With reference to the use of Arabic numerals instead of letters on the of the will, this point is no longer controversial. Arabic numerals are sufficient to indicate the correlation of the pages and to apprise abstraction of any of them. (Unson vs. Abella, 43 Phil., 504; Aldaba vs. Roque, 43 Phil., 378).

On the point of fraud, deceit and undue influence, the lower court found to the contrary. Upon the other hand, it appears that the oppositor waived her right to present evidence on this point. It should also be observed that the testator lived for over a year after the execution of the will and the fact that he did not change or revoke the will is very significant. Letters Exhibits "EE" and "LL" written by the oppositor and her husband to the deceased furnish an explanation for the apparent discriminatory attitude of the testator.

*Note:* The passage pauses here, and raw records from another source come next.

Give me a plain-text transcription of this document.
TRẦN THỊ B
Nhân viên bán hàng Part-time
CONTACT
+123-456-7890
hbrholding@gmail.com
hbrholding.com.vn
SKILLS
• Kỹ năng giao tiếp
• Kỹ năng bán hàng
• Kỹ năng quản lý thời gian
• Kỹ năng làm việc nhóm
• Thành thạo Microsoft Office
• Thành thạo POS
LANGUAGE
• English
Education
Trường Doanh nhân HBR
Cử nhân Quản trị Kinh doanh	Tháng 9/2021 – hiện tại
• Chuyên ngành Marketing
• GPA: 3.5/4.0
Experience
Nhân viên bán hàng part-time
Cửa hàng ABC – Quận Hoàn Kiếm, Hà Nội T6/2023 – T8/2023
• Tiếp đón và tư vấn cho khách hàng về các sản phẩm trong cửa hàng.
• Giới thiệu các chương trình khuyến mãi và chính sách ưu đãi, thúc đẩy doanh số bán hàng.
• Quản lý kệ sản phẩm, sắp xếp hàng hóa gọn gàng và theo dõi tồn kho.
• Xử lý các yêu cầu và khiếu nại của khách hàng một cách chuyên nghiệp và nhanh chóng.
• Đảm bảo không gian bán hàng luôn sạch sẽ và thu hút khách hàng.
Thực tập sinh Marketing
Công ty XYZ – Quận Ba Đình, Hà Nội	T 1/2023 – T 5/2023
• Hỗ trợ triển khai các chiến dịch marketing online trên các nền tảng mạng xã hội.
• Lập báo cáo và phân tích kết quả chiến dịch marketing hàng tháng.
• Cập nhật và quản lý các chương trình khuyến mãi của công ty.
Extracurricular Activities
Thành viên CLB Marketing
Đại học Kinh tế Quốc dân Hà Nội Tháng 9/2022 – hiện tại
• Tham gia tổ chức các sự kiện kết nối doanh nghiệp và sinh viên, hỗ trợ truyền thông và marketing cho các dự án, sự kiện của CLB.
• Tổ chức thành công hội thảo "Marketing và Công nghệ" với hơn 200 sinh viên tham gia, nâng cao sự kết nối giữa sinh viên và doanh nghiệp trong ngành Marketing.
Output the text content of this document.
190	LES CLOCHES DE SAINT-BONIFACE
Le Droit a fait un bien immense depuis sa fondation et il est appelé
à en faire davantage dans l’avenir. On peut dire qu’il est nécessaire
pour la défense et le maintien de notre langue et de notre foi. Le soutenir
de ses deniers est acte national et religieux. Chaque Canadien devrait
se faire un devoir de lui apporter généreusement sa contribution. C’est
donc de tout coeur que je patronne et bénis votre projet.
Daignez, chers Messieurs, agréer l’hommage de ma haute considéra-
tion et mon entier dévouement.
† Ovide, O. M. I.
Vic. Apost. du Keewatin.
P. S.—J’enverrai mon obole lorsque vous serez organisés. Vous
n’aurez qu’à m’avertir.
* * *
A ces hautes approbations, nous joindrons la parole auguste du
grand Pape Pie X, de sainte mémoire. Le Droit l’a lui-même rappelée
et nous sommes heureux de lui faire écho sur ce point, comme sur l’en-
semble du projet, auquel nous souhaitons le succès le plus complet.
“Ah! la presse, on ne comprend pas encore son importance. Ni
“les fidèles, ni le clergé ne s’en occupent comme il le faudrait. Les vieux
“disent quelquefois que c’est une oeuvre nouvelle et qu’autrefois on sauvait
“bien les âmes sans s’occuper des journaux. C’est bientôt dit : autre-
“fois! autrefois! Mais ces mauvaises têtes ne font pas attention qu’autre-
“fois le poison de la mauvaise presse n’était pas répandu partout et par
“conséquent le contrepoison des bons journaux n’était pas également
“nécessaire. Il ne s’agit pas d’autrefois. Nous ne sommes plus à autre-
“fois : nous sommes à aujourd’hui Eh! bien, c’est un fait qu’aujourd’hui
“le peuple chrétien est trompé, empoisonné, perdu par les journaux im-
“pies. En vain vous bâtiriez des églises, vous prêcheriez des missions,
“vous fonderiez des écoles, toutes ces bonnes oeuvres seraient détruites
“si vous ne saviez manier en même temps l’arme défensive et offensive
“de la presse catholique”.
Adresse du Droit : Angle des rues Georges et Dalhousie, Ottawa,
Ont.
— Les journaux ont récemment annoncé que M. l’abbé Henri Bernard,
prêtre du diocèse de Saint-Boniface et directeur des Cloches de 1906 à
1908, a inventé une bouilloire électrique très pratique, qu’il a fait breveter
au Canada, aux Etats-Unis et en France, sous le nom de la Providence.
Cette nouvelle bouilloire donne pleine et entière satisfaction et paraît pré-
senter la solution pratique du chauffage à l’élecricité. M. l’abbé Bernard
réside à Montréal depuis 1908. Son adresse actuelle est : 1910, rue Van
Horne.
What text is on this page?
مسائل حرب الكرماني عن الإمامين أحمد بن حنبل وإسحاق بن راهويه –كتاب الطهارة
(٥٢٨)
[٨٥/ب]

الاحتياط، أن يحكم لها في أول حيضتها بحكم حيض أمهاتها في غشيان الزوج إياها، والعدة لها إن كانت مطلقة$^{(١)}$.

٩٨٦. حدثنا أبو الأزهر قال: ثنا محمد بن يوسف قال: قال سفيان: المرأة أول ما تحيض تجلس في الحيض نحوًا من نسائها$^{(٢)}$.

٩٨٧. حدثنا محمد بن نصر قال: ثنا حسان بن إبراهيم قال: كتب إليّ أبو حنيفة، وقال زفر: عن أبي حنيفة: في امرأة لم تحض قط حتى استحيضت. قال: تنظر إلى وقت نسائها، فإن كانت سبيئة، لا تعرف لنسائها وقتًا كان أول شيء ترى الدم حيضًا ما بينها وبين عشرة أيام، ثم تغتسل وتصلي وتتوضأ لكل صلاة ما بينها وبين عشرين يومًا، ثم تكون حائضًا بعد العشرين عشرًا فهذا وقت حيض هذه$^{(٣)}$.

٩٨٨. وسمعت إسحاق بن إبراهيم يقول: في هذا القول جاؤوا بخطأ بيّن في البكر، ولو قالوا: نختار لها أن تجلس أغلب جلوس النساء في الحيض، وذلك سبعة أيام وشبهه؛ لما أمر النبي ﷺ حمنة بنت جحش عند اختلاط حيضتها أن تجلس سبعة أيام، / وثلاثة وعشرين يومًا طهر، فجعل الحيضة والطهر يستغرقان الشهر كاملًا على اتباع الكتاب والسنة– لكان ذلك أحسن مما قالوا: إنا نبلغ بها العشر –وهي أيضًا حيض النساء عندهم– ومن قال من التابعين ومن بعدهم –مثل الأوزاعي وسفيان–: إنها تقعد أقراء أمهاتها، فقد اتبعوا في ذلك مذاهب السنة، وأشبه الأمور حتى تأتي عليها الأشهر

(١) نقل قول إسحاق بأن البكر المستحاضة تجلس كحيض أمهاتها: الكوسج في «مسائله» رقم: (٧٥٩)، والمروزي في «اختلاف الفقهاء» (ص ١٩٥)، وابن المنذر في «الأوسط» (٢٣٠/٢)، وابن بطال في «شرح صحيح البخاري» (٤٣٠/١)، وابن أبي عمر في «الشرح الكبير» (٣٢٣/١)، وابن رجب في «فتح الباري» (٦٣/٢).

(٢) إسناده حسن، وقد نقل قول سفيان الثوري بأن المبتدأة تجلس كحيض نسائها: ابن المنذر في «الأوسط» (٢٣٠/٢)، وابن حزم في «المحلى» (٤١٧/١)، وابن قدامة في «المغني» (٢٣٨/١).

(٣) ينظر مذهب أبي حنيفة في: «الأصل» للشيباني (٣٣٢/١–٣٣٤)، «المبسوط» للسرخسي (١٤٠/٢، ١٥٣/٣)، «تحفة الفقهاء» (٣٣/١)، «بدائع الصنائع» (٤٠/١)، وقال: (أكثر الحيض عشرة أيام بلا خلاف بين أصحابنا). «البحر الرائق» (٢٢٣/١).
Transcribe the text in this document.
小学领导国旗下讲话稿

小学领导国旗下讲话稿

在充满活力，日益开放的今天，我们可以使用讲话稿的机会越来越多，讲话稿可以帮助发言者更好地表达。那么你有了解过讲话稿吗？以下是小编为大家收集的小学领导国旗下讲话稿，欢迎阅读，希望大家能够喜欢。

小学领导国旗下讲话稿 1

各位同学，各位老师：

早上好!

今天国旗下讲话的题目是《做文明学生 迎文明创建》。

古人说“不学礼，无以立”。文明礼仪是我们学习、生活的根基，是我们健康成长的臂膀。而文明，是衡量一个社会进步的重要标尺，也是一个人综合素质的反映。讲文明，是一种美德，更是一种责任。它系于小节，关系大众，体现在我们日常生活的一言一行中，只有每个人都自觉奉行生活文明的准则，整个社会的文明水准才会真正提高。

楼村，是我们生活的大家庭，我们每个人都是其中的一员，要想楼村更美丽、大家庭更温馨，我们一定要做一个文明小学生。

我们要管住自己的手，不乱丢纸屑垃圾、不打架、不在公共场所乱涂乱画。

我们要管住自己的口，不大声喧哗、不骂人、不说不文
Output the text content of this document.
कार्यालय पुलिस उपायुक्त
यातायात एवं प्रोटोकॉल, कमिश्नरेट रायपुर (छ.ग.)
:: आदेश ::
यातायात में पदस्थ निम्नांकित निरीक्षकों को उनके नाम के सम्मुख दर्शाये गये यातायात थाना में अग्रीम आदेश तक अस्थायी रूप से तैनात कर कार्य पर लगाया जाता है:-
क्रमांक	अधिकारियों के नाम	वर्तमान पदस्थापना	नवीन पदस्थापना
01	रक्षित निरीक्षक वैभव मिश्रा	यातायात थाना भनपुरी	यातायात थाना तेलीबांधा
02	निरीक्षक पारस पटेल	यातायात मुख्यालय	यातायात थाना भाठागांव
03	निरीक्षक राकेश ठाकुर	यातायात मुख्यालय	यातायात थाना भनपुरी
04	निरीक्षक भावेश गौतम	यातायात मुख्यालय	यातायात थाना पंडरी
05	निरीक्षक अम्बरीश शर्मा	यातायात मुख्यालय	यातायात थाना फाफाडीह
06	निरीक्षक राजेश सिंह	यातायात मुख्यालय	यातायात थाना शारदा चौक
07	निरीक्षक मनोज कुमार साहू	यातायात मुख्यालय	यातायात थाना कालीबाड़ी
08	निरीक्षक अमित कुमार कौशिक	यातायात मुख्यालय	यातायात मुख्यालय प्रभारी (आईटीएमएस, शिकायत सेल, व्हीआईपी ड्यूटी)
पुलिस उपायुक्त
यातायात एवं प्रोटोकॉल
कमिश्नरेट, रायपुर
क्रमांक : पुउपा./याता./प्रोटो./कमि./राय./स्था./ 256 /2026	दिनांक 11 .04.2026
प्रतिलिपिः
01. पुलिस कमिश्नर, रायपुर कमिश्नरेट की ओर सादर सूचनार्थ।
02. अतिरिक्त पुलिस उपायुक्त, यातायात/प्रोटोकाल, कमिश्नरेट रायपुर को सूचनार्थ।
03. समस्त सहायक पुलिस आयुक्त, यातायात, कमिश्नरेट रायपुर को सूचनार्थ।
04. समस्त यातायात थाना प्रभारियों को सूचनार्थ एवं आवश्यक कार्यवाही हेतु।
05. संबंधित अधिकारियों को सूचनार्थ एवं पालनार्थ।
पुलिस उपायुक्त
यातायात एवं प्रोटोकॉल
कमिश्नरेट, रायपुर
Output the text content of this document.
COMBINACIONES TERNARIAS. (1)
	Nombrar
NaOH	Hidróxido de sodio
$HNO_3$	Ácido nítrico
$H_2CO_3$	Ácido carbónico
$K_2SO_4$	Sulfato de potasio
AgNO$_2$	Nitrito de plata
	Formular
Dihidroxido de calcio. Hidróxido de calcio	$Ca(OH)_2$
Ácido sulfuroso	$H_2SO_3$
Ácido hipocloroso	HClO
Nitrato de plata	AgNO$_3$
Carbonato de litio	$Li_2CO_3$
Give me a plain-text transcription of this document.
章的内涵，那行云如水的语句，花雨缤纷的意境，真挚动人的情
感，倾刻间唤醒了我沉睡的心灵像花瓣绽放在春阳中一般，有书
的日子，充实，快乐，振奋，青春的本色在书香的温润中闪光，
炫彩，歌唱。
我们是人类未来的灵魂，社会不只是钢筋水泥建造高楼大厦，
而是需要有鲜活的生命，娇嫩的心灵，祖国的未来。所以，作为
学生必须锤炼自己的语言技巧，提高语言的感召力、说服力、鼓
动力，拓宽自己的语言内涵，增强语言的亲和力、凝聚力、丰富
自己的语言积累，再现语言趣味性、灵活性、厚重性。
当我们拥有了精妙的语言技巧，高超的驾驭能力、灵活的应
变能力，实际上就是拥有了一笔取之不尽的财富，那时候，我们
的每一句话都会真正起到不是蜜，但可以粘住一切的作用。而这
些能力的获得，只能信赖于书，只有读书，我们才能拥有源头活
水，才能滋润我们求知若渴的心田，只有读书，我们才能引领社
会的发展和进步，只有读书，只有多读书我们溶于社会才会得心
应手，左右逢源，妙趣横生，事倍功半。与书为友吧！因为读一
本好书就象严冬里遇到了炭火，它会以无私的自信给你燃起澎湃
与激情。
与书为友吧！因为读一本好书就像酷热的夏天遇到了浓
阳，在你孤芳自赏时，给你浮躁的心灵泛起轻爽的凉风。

The opposition to the attestation clause is based on two grounds: (1) the statement of the attestation clause that the will consists of four pages when it is written on sheet and (2) the said clause does not recite that the testator signed each and every page of the will in the presence of the witnesses. An examination, however, of Exhibit AA shows that the will really consists of four pages, the first page bearing no number and the other three pages correlatively numbered in Arabic numerals. The attestation clause as follows:

This will is composed of four pages and had been made and published by Hilarion Martir who was the testator therein named, and that will was signed at the foot and on the left margin of each and every page thereof in the presence of the said witnesses.

We are of the opinion that when the witnesses certified in the attestation clause that the same was signed in their presence, they could not possibly refer to another person than the testator himself.

In conclusion, we find that the circumstances point to the execution of the contested will, and as there is no evidence of bad faith or fraud, the will should be admitted to probate although it may suffer from minor imperfections of language or from other non-essential details (Teofila Adeva Vda. de Leynez vs. Ignacio Leynez, G. R. No. 46097, promulgated October 18, 1939).

The judgment appealed from is affirmed, with costs against the oppositor-appellant. So ordered.

Avanceña, C.J., Imperial, Diaz, Concepcion and Moran, JJ., concur.